Czy ogar to killer?

Awatar użytkownika
kasiawro
Sołtys Wsi Ogarkowo
Posty: 13064
Rejestracja: środa 15 paź 2008, 08:09
Gadu-Gadu: 13373652
Lokalizacja: Niemcza /Dolny Śląsk

Re: Czy ogar to killer?

Post autor: kasiawro »

To chyba nie chcecie wiedzieć co się dzieje z kotami przy Zagaju :jezyk_3:
Awatar użytkownika
SARABANDA
Posty: 3910
Rejestracja: niedziela 27 mar 2011, 20:08

Re: Czy ogar to killer?

Post autor: SARABANDA »

Ależ Kasiu, problem zaniku instynktu samozachowawczego u kotów i kocich samobójstw omawiajmy nie na tym forum :jezyk_3:
"...wcale nie wyprzedziliśmy zwierząt i roślin na drodze ewolucji. Po prostu one poszły w jedną stronę, a my w drugą."
Awatar użytkownika
Ania W
Sołtys Wsi Ogarkowo
Posty: 11868
Rejestracja: środa 15 paź 2008, 22:03
Gadu-Gadu: 0
Kontakt:

Re: Czy ogar to killer?

Post autor: Ania W »

SARABANDA pisze:Ależ Kasiu, problem zaniku instynktu samozachowawczego u kotów i kocich samobójstw omawiajmy nie na tym forum :jezyk_3:
:D A gdzie omawiacie?
Łoza swojego kota goni :
a) zabawowo, co Bolka doprowadza do szału i warczenia :) On lubi tylko lekkie podgryzania - podgryza Łozę po łapach...a ta się go wtedy boi ;)
b) od moich rzeczy jak są np. spakowane do wyjazdu, ale nie robi krzywdy.
No i skarży na kota jak próbuje np. dostać się do gotowanego mięsa albo wydobyć jej saszetkę z mojego plecaka leżącego gdzieś wyżej :)

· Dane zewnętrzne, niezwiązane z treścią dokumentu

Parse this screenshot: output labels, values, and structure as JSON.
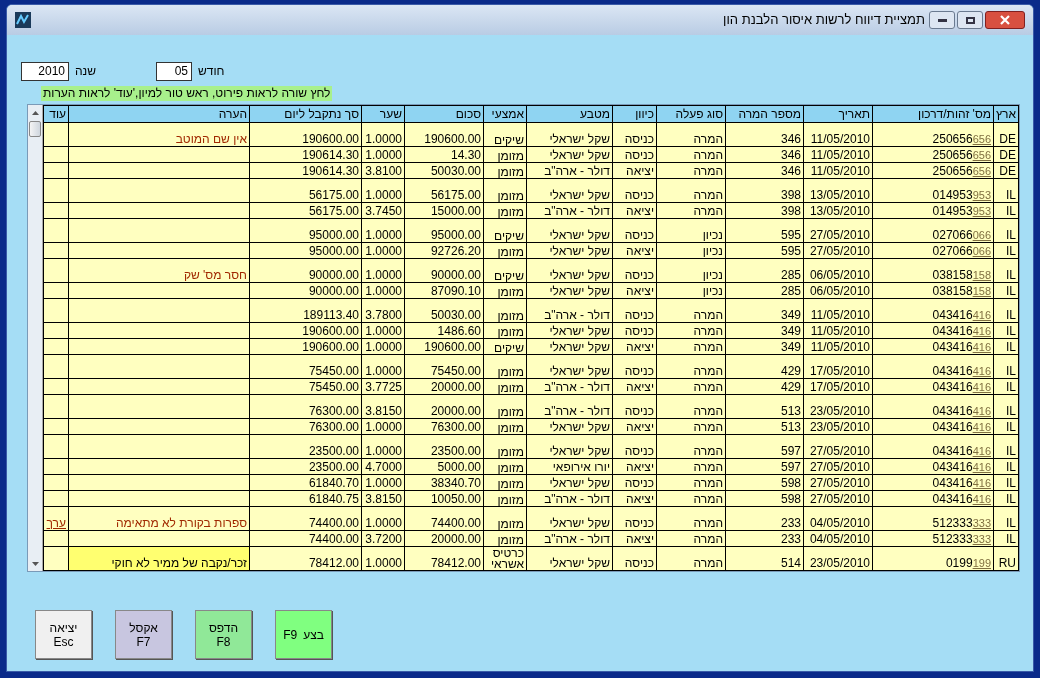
{
  "window": {
    "title": "תמציית דיווח לרשות איסור הלבנת הון"
  },
  "filters": [
    {
      "label": "חודש",
      "value": "05"
    },
    {
      "label": "שנה",
      "value": "2010"
    }
  ],
  "hint": "לחץ שורה לראות פירוט, ראש טור למיון,'עוד' לראות הערות",
  "table": {
    "columns": [
      "ארץ",
      "מס' זהות/דרכון",
      "תאריך",
      "מספר המרה",
      "סוג פעלה",
      "כיוון",
      "מטבע",
      "אמצעי",
      "סכום",
      "שער",
      "סך נתקבל ליום",
      "הערה",
      "עוד"
    ],
    "rows": [
      {
        "group_start": true,
        "country": "DE",
        "id": "250656",
        "id_suffix": "656",
        "date": "11/05/2010",
        "number": "346",
        "type": "המרה",
        "direction": "כניסה",
        "currency": "שקל ישראלי",
        "means": "שיקים",
        "amount": "190600.00",
        "rate": "1.0000",
        "total": "190600.00",
        "note": "אין שם המוטב",
        "highlight": false
      },
      {
        "group_start": false,
        "country": "DE",
        "id": "250656",
        "id_suffix": "656",
        "date": "11/05/2010",
        "number": "346",
        "type": "המרה",
        "direction": "כניסה",
        "currency": "שקל ישראלי",
        "means": "מזומן",
        "amount": "14.30",
        "rate": "1.0000",
        "total": "190614.30",
        "highlight": false
      },
      {
        "group_start": false,
        "country": "DE",
        "id": "250656",
        "id_suffix": "656",
        "date": "11/05/2010",
        "number": "346",
        "type": "המרה",
        "direction": "יציאה",
        "currency": "דולר - ארה\"ב",
        "means": "מזומן",
        "amount": "50030.00",
        "rate": "3.8100",
        "total": "190614.30",
        "highlight": false
      },
      {
        "group_start": true,
        "country": "IL",
        "id": "014953",
        "id_suffix": "953",
        "date": "13/05/2010",
        "number": "398",
        "type": "המרה",
        "direction": "כניסה",
        "currency": "שקל ישראלי",
        "means": "מזומן",
        "amount": "56175.00",
        "rate": "1.0000",
        "total": "56175.00",
        "highlight": false
      },
      {
        "group_start": false,
        "country": "IL",
        "id": "014953",
        "id_suffix": "953",
        "date": "13/05/2010",
        "number": "398",
        "type": "המרה",
        "direction": "יציאה",
        "currency": "דולר - ארה\"ב",
        "means": "מזומן",
        "amount": "15000.00",
        "rate": "3.7450",
        "total": "56175.00",
        "highlight": false
      },
      {
        "group_start": true,
        "country": "IL",
        "id": "027066",
        "id_suffix": "066",
        "date": "27/05/2010",
        "number": "595",
        "type": "נכיון",
        "direction": "כניסה",
        "currency": "שקל ישראלי",
        "means": "שיקים",
        "amount": "95000.00",
        "rate": "1.0000",
        "total": "95000.00",
        "highlight": false
      },
      {
        "group_start": false,
        "country": "IL",
        "id": "027066",
        "id_suffix": "066",
        "date": "27/05/2010",
        "number": "595",
        "type": "נכיון",
        "direction": "יציאה",
        "currency": "שקל ישראלי",
        "means": "מזומן",
        "amount": "92726.20",
        "rate": "1.0000",
        "total": "95000.00",
        "highlight": false
      },
      {
        "group_start": true,
        "country": "IL",
        "id": "038158",
        "id_suffix": "158",
        "date": "06/05/2010",
        "number": "285",
        "type": "נכיון",
        "direction": "כניסה",
        "currency": "שקל ישראלי",
        "means": "שיקים",
        "amount": "90000.00",
        "rate": "1.0000",
        "total": "90000.00",
        "note": "חסר מס' שק",
        "highlight": false
      },
      {
        "group_start": false,
        "country": "IL",
        "id": "038158",
        "id_suffix": "158",
        "date": "06/05/2010",
        "number": "285",
        "type": "נכיון",
        "direction": "יציאה",
        "currency": "שקל ישראלי",
        "means": "מזומן",
        "amount": "87090.10",
        "rate": "1.0000",
        "total": "90000.00",
        "highlight": false
      },
      {
        "group_start": true,
        "country": "IL",
        "id": "043416",
        "id_suffix": "416",
        "date": "11/05/2010",
        "number": "349",
        "type": "המרה",
        "direction": "כניסה",
        "currency": "דולר - ארה\"ב",
        "means": "מזומן",
        "amount": "50030.00",
        "rate": "3.7800",
        "total": "189113.40",
        "highlight": false
      },
      {
        "group_start": false,
        "country": "IL",
        "id": "043416",
        "id_suffix": "416",
        "date": "11/05/2010",
        "number": "349",
        "type": "המרה",
        "direction": "כניסה",
        "currency": "שקל ישראלי",
        "means": "מזומן",
        "amount": "1486.60",
        "rate": "1.0000",
        "total": "190600.00",
        "highlight": false
      },
      {
        "group_start": false,
        "country": "IL",
        "id": "043416",
        "id_suffix": "416",
        "date": "11/05/2010",
        "number": "349",
        "type": "המרה",
        "direction": "יציאה",
        "currency": "שקל ישראלי",
        "means": "שיקים",
        "amount": "190600.00",
        "rate": "1.0000",
        "total": "190600.00",
        "highlight": false
      },
      {
        "group_start": true,
        "country": "IL",
        "id": "043416",
        "id_suffix": "416",
        "date": "17/05/2010",
        "number": "429",
        "type": "המרה",
        "direction": "כניסה",
        "currency": "שקל ישראלי",
        "means": "מזומן",
        "amount": "75450.00",
        "rate": "1.0000",
        "total": "75450.00",
        "highlight": false
      },
      {
        "group_start": false,
        "country": "IL",
        "id": "043416",
        "id_suffix": "416",
        "date": "17/05/2010",
        "number": "429",
        "type": "המרה",
        "direction": "יציאה",
        "currency": "דולר - ארה\"ב",
        "means": "מזומן",
        "amount": "20000.00",
        "rate": "3.7725",
        "total": "75450.00",
        "highlight": false
      },
      {
        "group_start": true,
        "country": "IL",
        "id": "043416",
        "id_suffix": "416",
        "date": "23/05/2010",
        "number": "513",
        "type": "המרה",
        "direction": "כניסה",
        "currency": "דולר - ארה\"ב",
        "means": "מזומן",
        "amount": "20000.00",
        "rate": "3.8150",
        "total": "76300.00",
        "highlight": false
      },
      {
        "group_start": false,
        "country": "IL",
        "id": "043416",
        "id_suffix": "416",
        "date": "23/05/2010",
        "number": "513",
        "type": "המרה",
        "direction": "יציאה",
        "currency": "שקל ישראלי",
        "means": "מזומן",
        "amount": "76300.00",
        "rate": "1.0000",
        "total": "76300.00",
        "highlight": false
      },
      {
        "group_start": true,
        "country": "IL",
        "id": "043416",
        "id_suffix": "416",
        "date": "27/05/2010",
        "number": "597",
        "type": "המרה",
        "direction": "כניסה",
        "currency": "שקל ישראלי",
        "means": "מזומן",
        "amount": "23500.00",
        "rate": "1.0000",
        "total": "23500.00",
        "highlight": false
      },
      {
        "group_start": false,
        "country": "IL",
        "id": "043416",
        "id_suffix": "416",
        "date": "27/05/2010",
        "number": "597",
        "type": "המרה",
        "direction": "יציאה",
        "currency": "יורו אירופאי",
        "means": "מזומן",
        "amount": "5000.00",
        "rate": "4.7000",
        "total": "23500.00",
        "highlight": false
      },
      {
        "group_start": false,
        "country": "IL",
        "id": "043416",
        "id_suffix": "416",
        "date": "27/05/2010",
        "number": "598",
        "type": "המרה",
        "direction": "כניסה",
        "currency": "שקל ישראלי",
        "means": "מזומן",
        "amount": "38340.70",
        "rate": "1.0000",
        "total": "61840.70",
        "highlight": false
      },
      {
        "group_start": false,
        "country": "IL",
        "id": "043416",
        "id_suffix": "416",
        "date": "27/05/2010",
        "number": "598",
        "type": "המרה",
        "direction": "יציאה",
        "currency": "דולר - ארה\"ב",
        "means": "מזומן",
        "amount": "10050.00",
        "rate": "3.8150",
        "total": "61840.75",
        "highlight": false
      },
      {
        "group_start": true,
        "country": "IL",
        "id": "512333",
        "id_suffix": "333",
        "date": "04/05/2010",
        "number": "233",
        "type": "המרה",
        "direction": "כניסה",
        "currency": "שקל ישראלי",
        "means": "מזומן",
        "amount": "74400.00",
        "rate": "1.0000",
        "total": "74400.00",
        "note": "ספרות בקורת לא מתאימה",
        "more": "ערך",
        "highlight": false
      },
      {
        "group_start": false,
        "country": "IL",
        "id": "512333",
        "id_suffix": "333",
        "date": "04/05/2010",
        "number": "233",
        "type": "המרה",
        "direction": "יציאה",
        "currency": "דולר - ארה\"ב",
        "means": "מזומן",
        "amount": "20000.00",
        "rate": "3.7200",
        "total": "74400.00",
        "highlight": false
      },
      {
        "group_start": true,
        "country": "RU",
        "id": "0199",
        "id_suffix": "199",
        "date": "23/05/2010",
        "number": "514",
        "type": "המרה",
        "direction": "כניסה",
        "currency": "שקל ישראלי",
        "means": "כרטיס אשראי",
        "amount": "78412.00",
        "rate": "1.0000",
        "total": "78412.00",
        "note": "זכר/נקבה של ממיר לא חוקי",
        "highlight": true
      }
    ]
  },
  "buttons": [
    {
      "label": "בצע",
      "key": "F9",
      "stacked": false,
      "color": "#80ff80"
    },
    {
      "label": "הדפס",
      "key": "F8",
      "stacked": true,
      "color": "#90e898"
    },
    {
      "label": "אקסל",
      "key": "F7",
      "stacked": true,
      "color": "#c8c6e0"
    },
    {
      "label": "יציאה",
      "key": "Esc",
      "stacked": true,
      "color": "#f0f0f0"
    }
  ]
}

Obce goni jak uciekają (puściła mi się kiedyś za kotem na polach z graniem) , albo jak widać, że są mniej pewne i łatwe do sprowokowania do ucieczki. Wystarczy, żeby kot był pewniejszy siebie i jej zagroził to odpuszcza i udaje że nie widzi :)
Awatar użytkownika
SARABANDA
Posty: 3910
Rejestracja: niedziela 27 mar 2011, 20:08

Re: Czy ogar to killer?

Post autor: SARABANDA »

Bolek warczący? chciałabym to widzieć :)
no właśnie Sara też skarży na Czuprynę jak ta coś kombinuje albo coś z nią się dzieje i chce dać znać ( np chce na spacer albo zwymiotuje)
Koty w mieszkaniu czy u weterynarza mogą być, szczególnie jak są statyczne. Ale już na zewnątrz :nunu:
Najgorzej oczywiście w polach gdzie traktują je jak zwierzynę łowną. Ale na łowieckim przeczytałam kiedyś że pies myśliwski w polu kota ma traktować jak szkodnika i np wyżeł który kota nie złapie i nie zadusi to d..a nie wyżeł.
"...wcale nie wyprzedziliśmy zwierząt i roślin na drodze ewolucji. Po prostu one poszły w jedną stronę, a my w drugą."